A parte um pouco mais elevada do terreno, situada ao sudeste, um pouco mais elevada, apresenta-se completamente revolvida, com entulho construtivo moderno (restos de calçadas, tijoletas, ladrilhos, telhas, inclusive grandes pedras graníticas de meio-fio, paralelepípedos, etc.), até cerca de 1,60 m. Em uma pequena área foi mesmo impraticável a prospecção em razão da constante presença de restos materiais pesados. Todo esse setor da subárea sofreu movimentação de maquinaria pesada, provavelmente nas reformas da estrada e na construção do clube. Ao longo do muro identifica-se sempre a camada de assentamento da estrada. (Foto 11)

Ao lado do eixo da pista de ultraleves surgiu o que pareciam ser restos de paredes de barro, pela regularidade do traçado e diferenças de altura de alguns setores, mas as pesquisas revelaram - através da abertura de trincheiras e quadrículas de inspeção - serem marcas de esteiras de máquinas pesadas de terraplenagem gravadas no conglomerado argiloso que formava a base da estrada, principalmente numa parte em que a mesma é mais larga, pois era um acostamento da antiga via. (Fotos 12 e 13)

Subárea C:

Localização:

Terrenos de mangue que margeiam, pela direita, o rio Potengi, na largura total da faixa do projeto. (Figura 9)

Características:

Parte do mangue ainda é alagado periodicamente, parte está danificada por entulho moderno e parte é solo novo, resultante do assoreamento da área pela construção do dique e da estrada que leva à fortaleza.

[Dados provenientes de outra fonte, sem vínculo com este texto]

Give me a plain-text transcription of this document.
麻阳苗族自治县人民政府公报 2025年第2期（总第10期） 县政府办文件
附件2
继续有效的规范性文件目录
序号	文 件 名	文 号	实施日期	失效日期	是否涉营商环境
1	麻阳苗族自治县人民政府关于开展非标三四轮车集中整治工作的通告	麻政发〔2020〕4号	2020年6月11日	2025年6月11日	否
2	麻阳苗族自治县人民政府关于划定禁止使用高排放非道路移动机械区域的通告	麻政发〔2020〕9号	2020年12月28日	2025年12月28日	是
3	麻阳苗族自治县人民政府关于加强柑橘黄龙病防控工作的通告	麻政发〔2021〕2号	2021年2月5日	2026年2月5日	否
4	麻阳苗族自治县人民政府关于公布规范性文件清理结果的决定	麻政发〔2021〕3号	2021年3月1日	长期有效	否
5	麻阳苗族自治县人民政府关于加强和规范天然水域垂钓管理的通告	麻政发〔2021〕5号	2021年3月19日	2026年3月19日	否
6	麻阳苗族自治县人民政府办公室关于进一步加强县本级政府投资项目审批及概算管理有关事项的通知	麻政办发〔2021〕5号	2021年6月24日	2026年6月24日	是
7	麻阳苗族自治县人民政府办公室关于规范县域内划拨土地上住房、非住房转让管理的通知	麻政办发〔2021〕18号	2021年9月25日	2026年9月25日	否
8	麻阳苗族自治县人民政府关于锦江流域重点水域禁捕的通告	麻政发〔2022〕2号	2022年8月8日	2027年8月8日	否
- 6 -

Resultado do reconhecimento e prospecção:

A parte ainda alagada do mangue, margem do rio e lado oeste da faixa do projeto, não oferece nenhuma possibilidade de inspeção arqueológica e nem possui potencial do ponto de vista da existência de sítio arqueológico.

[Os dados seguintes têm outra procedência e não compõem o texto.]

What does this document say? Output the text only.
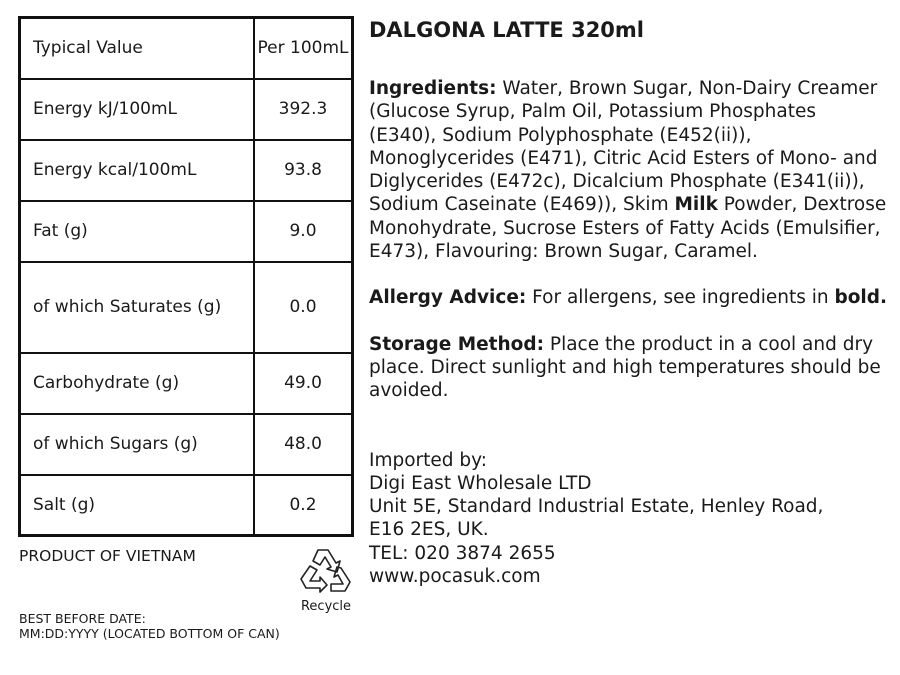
Typical Value	Per 100mL
Energy kJ/100mL	392.3
Energy kcal/100mL	93.8
Fat (g)	9.0
of which Saturates (g)	0.0
Carbohydrate (g)	49.0
of which Sugars (g)	48.0
Salt (g)	0.2
PRODUCT OF VIETNAM
BEST BEFORE DATE:
MM:DD:YYYY (LOCATED BOTTOM OF CAN)
Recycle
DALGONA LATTE 320ml

Ingredients: Water, Brown Sugar, Non-Dairy Creamer (Glucose Syrup, Palm Oil, Potassium Phosphates (E340), Sodium Polyphosphate (E452(ii)), Monoglycerides (E471), Citric Acid Esters of Mono- and Diglycerides (E472c), Dicalcium Phosphate (E341(ii)), Sodium Caseinate (E469)), Skim Milk Powder, Dextrose Monohydrate, Sucrose Esters of Fatty Acids (Emulsifier, E473), Flavouring: Brown Sugar, Caramel.

Allergy Advice: For allergens, see ingredients in bold.

Storage Method: Place the product in a cool and dry place. Direct sunlight and high temperatures should be avoided.

Imported by:
Digi East Wholesale LTD
Unit 5E, Standard Industrial Estate, Henley Road,
E16 2ES, UK.
TEL: 020 3874 2655
www.pocasuk.com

O lado leste, que defronta a Fortaleza, foi muito alterado por serviços de terraplenagem quando da construção da estrada de acesso ao forte e do dique, apresentando marcas de retirada de terra e presença de restos de materiais construtivos. As sondagens realizadas encontraram água a cerca de 1 m de profundidade. Misturado ao entulho moderno encontram-se, aqui e ali, alguns elementos mais antigos (alguns tijolos e telhas) que, provavelmente, pela disposição na matriz, advieram da reforma que a fortaleza sofreu na década de 70.

O setor que fica entre a estrada de acesso e o setor atingido pela preamar é formado de solo novo devido ao efeito de decantação anteriormente mencionado, não tendo sofrido sondagens de subsolo.

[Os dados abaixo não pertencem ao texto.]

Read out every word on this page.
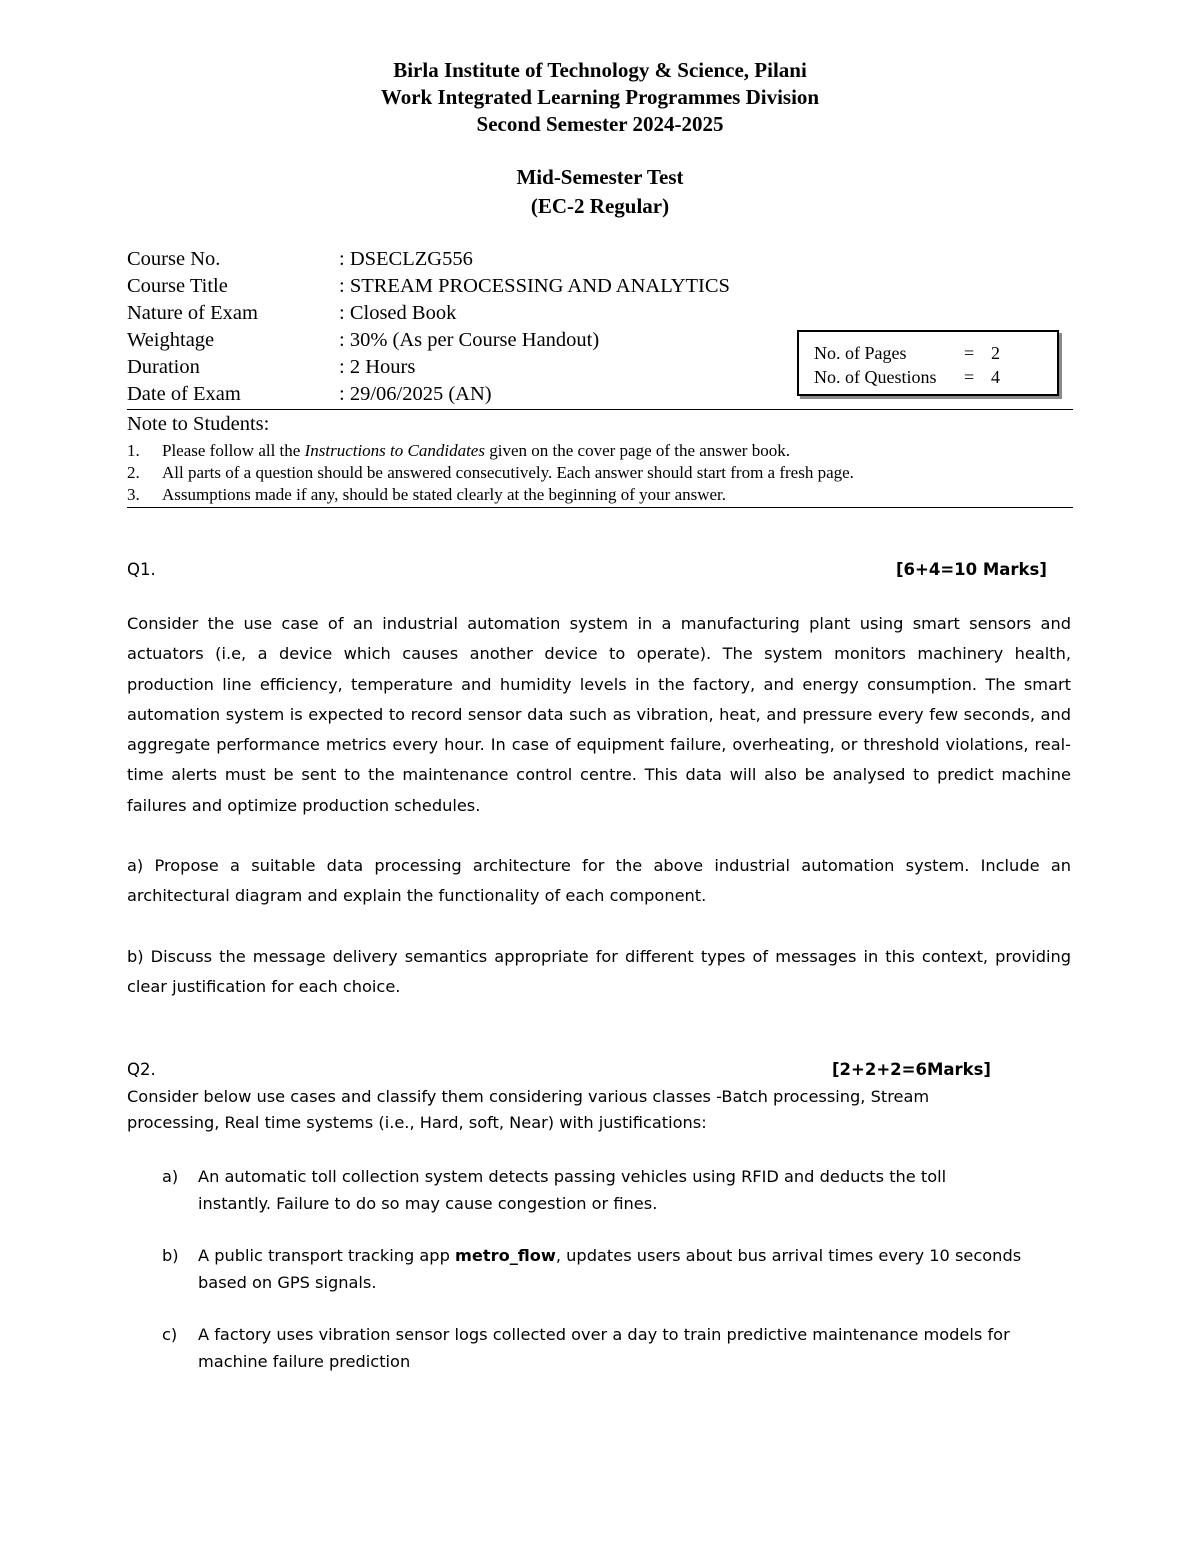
Birla Institute of Technology & Science, Pilani
Work Integrated Learning Programmes Division
Second Semester 2024-2025
Mid-Semester Test
(EC-2 Regular)
Course No.	: DSECLZG556
Course Title	: STREAM PROCESSING AND ANALYTICS
Nature of Exam	: Closed Book
Weightage	: 30% (As per Course Handout)
Duration	: 2 Hours
Date of Exam	: 29/06/2025 (AN)
No. of Pages	= 2
No. of Questions = 4
Note to Students:
1. Please follow all the Instructions to Candidates given on the cover page of the answer book.
2. All parts of a question should be answered consecutively. Each answer should start from a fresh page.
3. Assumptions made if any, should be stated clearly at the beginning of your answer.
Q1.	[6+4=10 Marks]
Consider the use case of an industrial automation system in a manufacturing plant using smart sensors and actuators (i.e, a device which causes another device to operate). The system monitors machinery health, production line efficiency, temperature and humidity levels in the factory, and energy consumption. The smart automation system is expected to record sensor data such as vibration, heat, and pressure every few seconds, and aggregate performance metrics every hour. In case of equipment failure, overheating, or threshold violations, real-time alerts must be sent to the maintenance control centre. This data will also be analysed to predict machine failures and optimize production schedules.
a) Propose a suitable data processing architecture for the above industrial automation system. Include an architectural diagram and explain the functionality of each component.
b) Discuss the message delivery semantics appropriate for different types of messages in this context, providing clear justification for each choice.
Q2.	[2+2+2=6Marks]
Consider below use cases and classify them considering various classes -Batch processing, Stream processing, Real time systems (i.e., Hard, soft, Near) with justifications:
a) An automatic toll collection system detects passing vehicles using RFID and deducts the toll instantly. Failure to do so may cause congestion or fines.
b) A public transport tracking app metro_flow, updates users about bus arrival times every 10 seconds based on GPS signals.
c) A factory uses vibration sensor logs collected over a day to train predictive maintenance models for machine failure prediction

O centro e o lado sul da subárea (que dá frente aos hangares de ultraleves) são locais de aterramento artificial pela deposição de entulhos e lixo pesado moderno, com nivelamentos mecânicos localizados. O entulho construtivo é diversificado, correspondendo a restos materiais de vários momentos do século XX. Também aqui se encontrou água entre 0,30 e 1,0 m, dependendo do local, geralmente com restos malacológicos naturalmente depositados. (Fotos 14, 15 e 16)

Nesse lado sul as pesquisas identificaram uma antiga linha de praia localizada a cerca de 10 m da Av. Cel. Flamínio, e, atualmente, afastada do litoral, e dentro do perímetro do 17º GAC, fora, portanto, da área do projeto. Um dos poços de sondagem resultou na recuperação de um pequeno pedaço de cerâmica vitrificada colonial (séculos XVI e XVII), material que era utilizado nos vasilhames de armazenagem e transporte de vinho ou azeite, a 1,0 m de profundidade. Por sinal, foi o único vestígio colonial encontrado em toda a área prospectada na margem direita do rio. Poços de sondagem de contraprova foram realizados no local, mas resultaram em camada única de areia sem nenhum vestígio arqueológico.

Subárea D:

Localização:

Margem esquerda do rio Potengi, na largura e comprimento total da faixa prevista pelo projeto. (Foto 17 e 18)

Características:

A parte imediatamente adjunta ao rio é ocupada por construções modernas do bairro da Redinha e por utilidades operacionais do serviço de balsa, tendo sofrido grandes alterações. Na subárea existe um depósito público de lixo a céu aberto. A faixa de reconhecimento foi desmatada a pouco tempo. Todo o lado oeste da subárea é um manguezal ainda bastante preservado e de grande extensão. Antigamente, o rio Doce corria através deste manguezal e desaguava no Potengi, sendo navegável para pequenas embarcações. A zona é arenosa, com vegetação arbustiva de média altura e alguns restos de mata litorânea em algumas elevações. No final norte da faixa encontram-se algumas elevações dunares (fixas), mas o restante da área que não é afetada pelo mangue é de pequenos montes de areia fina semi-encoberta por vegetação. A região suporta a coleta de caranguejos no manguezal e a produção de carvão artesanal. A área é transitada por veículos fora-de-estrada. Pelo lado leste, a faixa limita-se com construções de casas de veraneio e com o lixo doméstico resultante desse tipo de ocupação.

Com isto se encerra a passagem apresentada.